The project was also opposed in a report by Paul Mees, then of the Urban Planning Program, University of Melbourne, who concluded it was "an expensive distraction from the real issues. The problems of overcrowding, late running and cancellations are actually a result of poor timetabling and management, not of infrastructure limitations. The problems could be solved quickly and inexpensively if the real problems were dealt with forcefully." Mees advocated the use of spare platforms at Dandenong and Oakleigh stations and proposed a possible new timetable, which included city-bound trains passing through level crossings at stations such as Murrumbeena at the rate of 22 per hour between 7.30 and 8.30am.
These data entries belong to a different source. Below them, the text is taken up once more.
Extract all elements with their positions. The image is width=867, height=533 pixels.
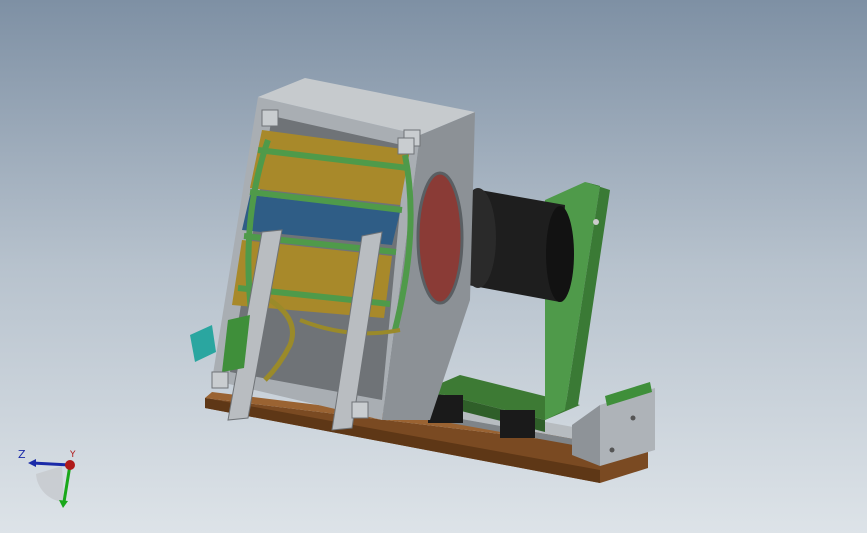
y-axis-label: Y	[70, 450, 76, 460]
end-plate-right[interactable]	[572, 382, 655, 466]
z-axis-label: Z	[18, 448, 26, 461]
motor[interactable]	[460, 188, 574, 302]
axis-triad: Z Y	[14, 446, 84, 516]
cad-viewport[interactable]	[0, 0, 867, 533]
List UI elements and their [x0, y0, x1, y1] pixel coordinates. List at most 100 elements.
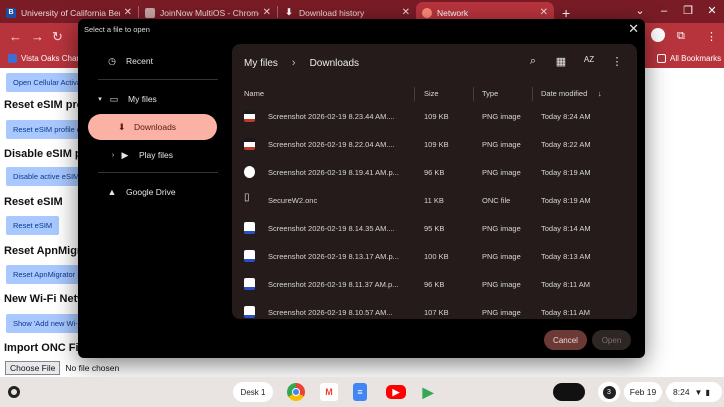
column-divider[interactable] [473, 87, 474, 101]
cancel-button[interactable]: Cancel [544, 330, 587, 350]
system-shelf: Desk 1 M ≡ ▶ ▶ 3 Feb 19 8:24 ▼ ▮ [0, 377, 724, 407]
heading-new-wifi: New Wi-Fi Netw [4, 293, 86, 305]
docs-icon[interactable]: ≡ [353, 383, 367, 401]
file-row[interactable]: Screenshot 2026-02-19 8.11.37 AM.p... 96… [232, 270, 637, 298]
file-name: SecureW2.onc [268, 196, 318, 205]
image-file-icon [244, 278, 255, 290]
download-icon: ⬇ [118, 122, 126, 132]
view-toolbar: ⌕ ▦ AZ ⋮ [519, 55, 631, 68]
sidebar-item-my-files[interactable]: ▾ ▭ My files [96, 93, 157, 105]
minimize-icon[interactable]: – [652, 5, 676, 17]
breadcrumb: My files › Downloads [244, 57, 359, 69]
tab-search-icon[interactable]: ⌄ [628, 4, 652, 17]
file-row[interactable]: Screenshot 2026-02-19 8.23.44 AM.... 109… [232, 102, 637, 130]
search-icon[interactable]: ⌕ [519, 55, 547, 68]
column-header-date[interactable]: Date modified [541, 89, 587, 98]
back-icon[interactable]: ← [9, 29, 22, 44]
tab-title: JoinNow MultiOS - Chrome Web [160, 7, 259, 18]
file-row[interactable]: Screenshot 2026-02-19 8.22.04 AM.... 109… [232, 130, 637, 158]
forward-icon[interactable]: → [31, 29, 44, 44]
profile-avatar-icon[interactable] [651, 28, 665, 42]
launcher-icon[interactable] [8, 386, 20, 398]
extensions-icon[interactable]: ⧉ [677, 30, 685, 43]
wifi-icon: ▼ [694, 387, 703, 397]
sort-descending-icon[interactable]: ↓ [598, 89, 602, 98]
column-header-type[interactable]: Type [482, 89, 498, 98]
heading-disable-esim: Disable eSIM pr [4, 148, 86, 160]
desk-button[interactable]: Desk 1 [233, 382, 273, 402]
gmail-icon[interactable]: M [320, 383, 338, 401]
file-row[interactable]: Screenshot 2026-02-19 8.19.41 AM.p... 96… [232, 158, 637, 186]
notification-badge[interactable]: 3 [598, 382, 620, 402]
column-headers: Name Size Type Date modified ↓ [232, 87, 637, 101]
close-tab-icon[interactable]: ✕ [402, 7, 410, 18]
reload-icon[interactable]: ↻ [52, 29, 63, 45]
file-type: ONC file [482, 196, 511, 205]
open-button[interactable]: Open [592, 330, 631, 350]
bookmark-vista-oaks[interactable]: Vista Oaks Charter [8, 54, 88, 63]
maximize-icon[interactable]: ❐ [676, 4, 700, 17]
date-display[interactable]: Feb 19 [624, 382, 662, 402]
image-file-icon [244, 250, 255, 262]
file-size: 11 KB [424, 196, 444, 205]
heading-import-onc: Import ONC File [4, 342, 88, 354]
sidebar-item-google-drive[interactable]: ▲ Google Drive [106, 186, 176, 198]
joinnow-favicon-icon [145, 7, 155, 18]
close-dialog-icon[interactable]: ✕ [628, 21, 639, 37]
disable-active-esim-button[interactable]: Disable active eSIM [6, 167, 87, 186]
file-name: Screenshot 2026-02-19 8.11.37 AM.p... [268, 280, 399, 289]
column-header-name[interactable]: Name [244, 89, 264, 98]
google-drive-icon: ▲ [107, 187, 117, 197]
sidebar-item-downloads[interactable]: ⬇ Downloads [88, 114, 217, 140]
column-divider[interactable] [532, 87, 533, 101]
expand-icon[interactable]: ▾ [96, 93, 104, 105]
reset-esim-button[interactable]: Reset eSIM [6, 216, 60, 235]
file-row[interactable]: Screenshot 2026-02-19 8.13.17 AM.p... 10… [232, 242, 637, 270]
close-window-icon[interactable]: ✕ [700, 4, 724, 17]
close-tab-icon[interactable]: ✕ [540, 7, 548, 18]
heading-reset-esim: Reset eSIM [4, 196, 63, 208]
folder-icon [657, 54, 666, 63]
file-size: 96 KB [424, 168, 445, 177]
collapsed-icon[interactable]: › [109, 149, 117, 161]
breadcrumb-my-files[interactable]: My files [244, 58, 278, 69]
status-tray[interactable]: 8:24 ▼ ▮ [666, 382, 722, 402]
youtube-icon[interactable]: ▶ [386, 385, 406, 399]
file-status: No file chosen [65, 363, 120, 373]
file-date: Today 8:19 AM [541, 168, 591, 177]
file-size: 107 KB [424, 308, 449, 317]
download-icon: ⬇ [285, 7, 293, 17]
file-name: Screenshot 2026-02-19 8.10.57 AM... [268, 308, 393, 317]
file-row[interactable]: Screenshot 2026-02-19 8.14.35 AM.... 95 … [232, 214, 637, 242]
battery-icon: ▮ [705, 387, 710, 397]
close-tab-icon[interactable]: ✕ [263, 7, 271, 18]
column-divider[interactable] [414, 87, 415, 101]
file-date: Today 8:19 AM [541, 196, 591, 205]
sidebar-item-play-files[interactable]: › ▶ Play files [109, 149, 173, 161]
sidebar-item-label: Google Drive [126, 187, 176, 197]
sort-az-icon[interactable]: AZ [575, 55, 603, 68]
chevron-right-icon: › [291, 57, 296, 69]
file-name: Screenshot 2026-02-19 8.13.17 AM.p... [268, 252, 399, 261]
reset-apnmigrator-button[interactable]: Reset ApnMigrator [6, 265, 83, 284]
tab-title: University of California Berkeley [21, 7, 120, 18]
play-store-icon[interactable]: ▶ [419, 383, 437, 401]
sidebar-item-recent[interactable]: ◷ Recent [106, 55, 153, 67]
file-name: Screenshot 2026-02-19 8.19.41 AM.p... [268, 168, 399, 177]
file-row[interactable]: ▯ SecureW2.onc 11 KB ONC file Today 8:19… [232, 186, 637, 214]
close-tab-icon[interactable]: ✕ [124, 7, 132, 18]
profile-avatars[interactable] [553, 383, 585, 401]
chrome-icon[interactable] [287, 383, 305, 401]
reset-esim-profile-button[interactable]: Reset eSIM profile c [6, 120, 88, 139]
menu-icon[interactable]: ⋮ [706, 30, 717, 43]
image-file-icon [244, 166, 255, 178]
choose-file-button[interactable]: Choose File [5, 361, 61, 375]
file-row[interactable]: Screenshot 2026-02-19 8.10.57 AM... 107 … [232, 298, 637, 319]
sidebar-item-label: Play files [139, 150, 174, 160]
more-options-icon[interactable]: ⋮ [603, 55, 631, 68]
file-type: PNG image [482, 112, 521, 121]
bookmark-all-bookmarks[interactable]: All Bookmarks [657, 54, 721, 63]
column-header-size[interactable]: Size [424, 89, 439, 98]
grid-view-icon[interactable]: ▦ [547, 55, 575, 68]
berkeley-favicon-icon: B [6, 7, 16, 18]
The Victorian Liberal Party's 2006 election policy statement branded the triplication plan as "another example of (the Bracks Labor Government's) mismanagement and an inability to run major projects". The party proposed spending $3 million on investigating simpler, less expensive options to relieve congestion, including the construction of
passing loops at various points such as Berwick and Springvale. It said problems on the line could also be overcome with improved timetabling.

==Plan revived==
Elements of the triplication project were revived in a September 2012 briefing to Transport Minister Terry Mulder by Gillian Miles, deputy secretary of the Department of Transport, Planning and Local Infrastructure. The briefing claimed the existing two tracks between Caulfield and Dandenong would cope with freight train traffic for the next decade, but "beyond 10 years, commissioning of new container capacity at the Port of Hastings is likely to result in a steep change in freight demand ... demand will outgrow the existing infrastructure and additional tracks will be needed." The project, tentatively titled the Eastern Regional Rail Link, would involve widening the Dandenong railway corridor to lay dedicated track for freight trains and V/Line trains from Gippsland and also include provision for a new line along the Western Port Highway from Hastings to Lyndhurst station on the South Gippsland line. A government spokesman told The Age it was too early to determine if properties would be acquired for the widening.

==Subsequent developments==
As part of the Level Crossing Removal Project, much of the Gippsland line between Caulfield and Dandenong was rebuilt in the 2010s retaining its double track layout.